More Excuses

So I planned on typing something tonight – honest I did!

But when my four year old daughter asked me if I would lay down and help her fall to sleep well…chalk one up for a cop out!

There’s no guilt here though – I know what’s more important!

Tech Support & Medical Support

I met my new doctor today. She seems like a nice woman, seems actually interested and or concerned with my well-being.  This is a stark contrast to the treatment I’ve gotten from my randomly assigned doctor over the last eight months. I stuck with him because I didn’t realize the process for changing doctors within Kaiser was so….easy.

I think I projected too much of my past experiences with tech support (being an IT guy) into my expectations.  When dealing with tech support at Cisco, Juniper, HP, Checkpoint, etc. you typically have to deal with whomever you get randomly assigned.  At a bare minimum you usually have to go through the motions answering their Level 1, 2, 3, etc questions before you get the poor sap to realize you know more than they do and they should just pass the ticket onto an engineer. So I was thinking I had to put up with what I got.

It took a while for me to realize that I don’t have to deal with it. This is not some contractual relationship between to organizations concerning the proper arrangement of binary data and electrons, this is my freakin’ health.

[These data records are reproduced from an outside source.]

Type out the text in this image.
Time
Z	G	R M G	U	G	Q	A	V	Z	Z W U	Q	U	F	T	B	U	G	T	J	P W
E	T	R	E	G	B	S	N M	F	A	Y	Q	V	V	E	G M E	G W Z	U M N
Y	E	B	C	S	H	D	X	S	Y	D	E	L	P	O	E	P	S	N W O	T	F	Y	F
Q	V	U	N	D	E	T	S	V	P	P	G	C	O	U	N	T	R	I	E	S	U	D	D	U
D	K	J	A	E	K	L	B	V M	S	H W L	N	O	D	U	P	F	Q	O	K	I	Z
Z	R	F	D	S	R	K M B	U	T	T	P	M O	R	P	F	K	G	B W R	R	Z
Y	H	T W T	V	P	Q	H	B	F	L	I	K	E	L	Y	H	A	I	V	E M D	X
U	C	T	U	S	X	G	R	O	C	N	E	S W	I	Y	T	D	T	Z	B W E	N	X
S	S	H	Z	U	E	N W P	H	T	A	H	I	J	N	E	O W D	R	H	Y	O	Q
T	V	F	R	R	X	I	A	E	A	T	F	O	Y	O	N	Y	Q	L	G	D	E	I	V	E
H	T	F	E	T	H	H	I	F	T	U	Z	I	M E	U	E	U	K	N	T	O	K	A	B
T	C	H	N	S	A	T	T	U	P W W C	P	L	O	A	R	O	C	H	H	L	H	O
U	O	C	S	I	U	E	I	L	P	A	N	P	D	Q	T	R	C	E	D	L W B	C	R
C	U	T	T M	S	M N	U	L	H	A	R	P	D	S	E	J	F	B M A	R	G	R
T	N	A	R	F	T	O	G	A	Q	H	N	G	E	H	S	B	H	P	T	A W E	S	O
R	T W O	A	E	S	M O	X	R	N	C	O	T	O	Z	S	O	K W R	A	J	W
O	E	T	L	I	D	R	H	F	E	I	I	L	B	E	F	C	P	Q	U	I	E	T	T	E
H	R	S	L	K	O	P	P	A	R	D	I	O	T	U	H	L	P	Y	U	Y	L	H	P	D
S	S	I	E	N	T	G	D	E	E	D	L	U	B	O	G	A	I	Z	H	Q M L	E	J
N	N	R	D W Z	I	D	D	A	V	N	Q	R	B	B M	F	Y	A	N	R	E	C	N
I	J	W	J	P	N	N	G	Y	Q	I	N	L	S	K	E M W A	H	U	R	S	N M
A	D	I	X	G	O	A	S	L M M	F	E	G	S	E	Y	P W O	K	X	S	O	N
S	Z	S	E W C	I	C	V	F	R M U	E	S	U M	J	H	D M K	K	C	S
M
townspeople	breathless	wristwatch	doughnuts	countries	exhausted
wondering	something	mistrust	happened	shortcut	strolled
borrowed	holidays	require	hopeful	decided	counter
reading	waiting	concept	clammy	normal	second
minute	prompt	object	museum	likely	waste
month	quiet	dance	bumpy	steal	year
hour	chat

So I finally called and asked how to change doctors…and well…it’s as easy as logging into a website and picking a new doctor.  While I was reviewing the doctors that were on the “open” list I realized a significant number of them had names I couldn’t pronounce.  I’m not questioning their medical capabilities – I have no reason to believe they are anything other than qualified. What I did question however was my ability to effectively communicate my issues and concerns to them through the communication barrier.  I deal with it enough at work to know that when I am in the middle of a problem – I don’t need to be repeating myself or what I think they are saying.  Ten or so years ago I had an outage with a mission critical piece of hardware. The individual who answered the phone had a Pan-Asian accent and was very difficult to understand.  He told me his name was Nick. I wasn’t in the mood, I asked him what his real name was, he told me Nick. This happened a couple more times until I said something along the lines of “your name is not Nick, it’s Sanjay, or Sandeep, or something like that – WHAT IS YOUR NAME?!” He replied something that was 14 letters long and I would never have been able to pronounce it…hence…Nick.  Anyways I told him that I had a problem – it wasn’t his fault, I’m sure he was a perfectly competent engineer – but I needed someone who spoke english as a native language because I had a major outage, it was 3am and I need it fixed…he got Steve.

I don’t want that with my doctor – I don’t want Nick – I want Steve or Jane and I got Jane.

Hopefully the next few weeks will present me with a more positive outlook on the medical industry.  Regardless of how it turns out I at least know now that I can change my doctor again if need be =)

Week Four Wrap Up

Been the least productive week so far – at least from an entertainment writing perspective.

On the flipside this week I did my first prompt based story and did some significant work on another story I am thinking about submitting to Writer’s Digest annual competition. It’s got a deadline and I work way better with deadlines.

Also the week I found Writing.com.  I’ve read a few of the stories there – but I don’t have enough of a comfort level yet to review any.  I found it interesting that their system sent me an automated prompt telling me it’s been a few days since I stopped by.  The computer’s lookin’ out for me!